The circle is also a very interesting structural form, both ritually and in terms of its relationship to time. Circle is a result of right and left combining, so that the impact of rotation and revolution creates all kinds of combinations and possibilities that many students are not aware of. They should be. And the particular circle that I selected, namely Stonehenge, is defined by the various facings of the plinths that make it up, so that the circle rotates x number of degrees from each member to each member, and it’s very important that students learn to operate on fronts other than just the obvious audience, or the mirror.

I chose Stonehenge because of its configuration and also because of its ritual connections. There is a theory that Stonehenge—that if in the summer one stands exactly in the center of the thing and looks down the alley that went to some other area—which they’re not sure what it was—there’s something called the heel stone, which when the sun rises, the summer solstice is exactly documented. So in that sense, Stonehenge is also time as well as space. Very elegant.

It’s important that the materials of Treefrog in Stonehenge get evolved to a point where the student can feel as though they are experiencing the depth of the project without me. And the goal is that they won’t be there, either, and that the materials that they use will be refined to a point where a student can take these materials and put it up themselves exactly like a cook does from a recipe, or a play is put up from a text, or a symphony happens from a score. The material should be available to them in the same way.

I think one of the problems for dance in the culture is it does not have gravitas. It does not have gravitas because it does not have materials. It is effervescent; it disappears. If it has tangible assets, it becomes something to be considered in a different way. Why shouldn’t it be possible for a person to write a dance in exactly the same way it’s possible for a composer to write a piece of music?

KG: So how do you go about setting down a dance in a way that doesn’t need to be taught from one generation of dancers to another, but so that people can learn it?

TT: Treefrog in Stonehenge is extremely sophisticated. And it’s taken a while to learn how to capture that movement, and what needs to be said in order to pinpoint it. And you know, after thinking about it for quite a long time, it was possible to write out, before the dance was made, what I would need after, which was the adventure.

So I would do a phrase. Then I would figure out, okay, where’s this phrase going to be put in the context of the whole, and what kind of spatial configuration do we want, what kind of tempo? We didn’t have any music yet. The music was written later, too. What kind of tempo shall we have? What kind of length shall we have? So, you know, it’s essentially like the movement became colors: blue, red, and green. Now let’s make a painting. And that’s what happened.

This piece is an experiment in the sense that I didn’t know any of the 16 dancers, and it was not made for individuals; it was made generically.

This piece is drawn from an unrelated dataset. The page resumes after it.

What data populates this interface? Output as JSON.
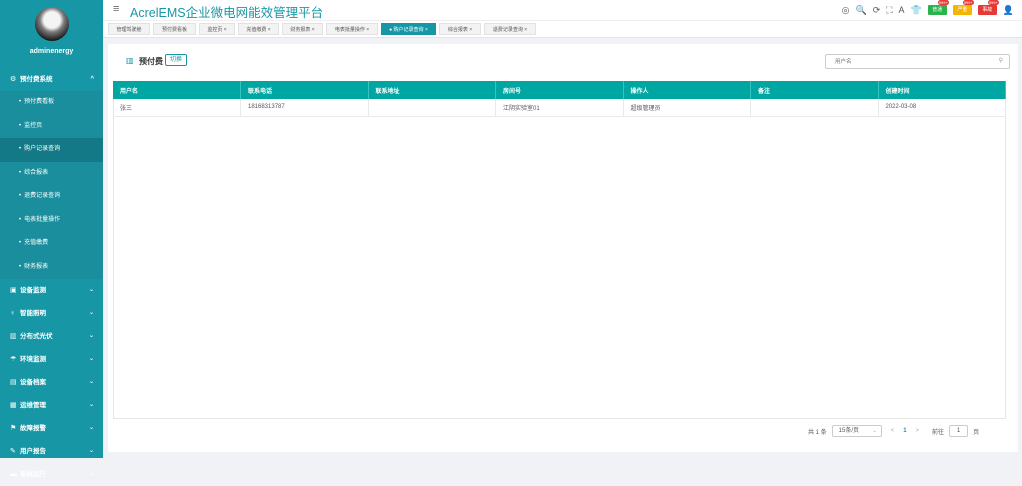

It’s a very Bachian kind of concept, fugues and counterpoints. You put one voice in, and then the other voices are adjusted and adapted, whether it’s a prelude or a fugue, and you know, you’re going to have a different kind of harmony and so forth. It’s very abstract. With specific dancers, depending on how much you want to take each one of them into account, you can make a portrait. I’ve made many portraits of many great dancers. And these could never have been done on a computer, because who and what that person’s portrait is going to become, becomes that in the studio, in the working. You don’t know in advance. You only know later. That’s a different deal.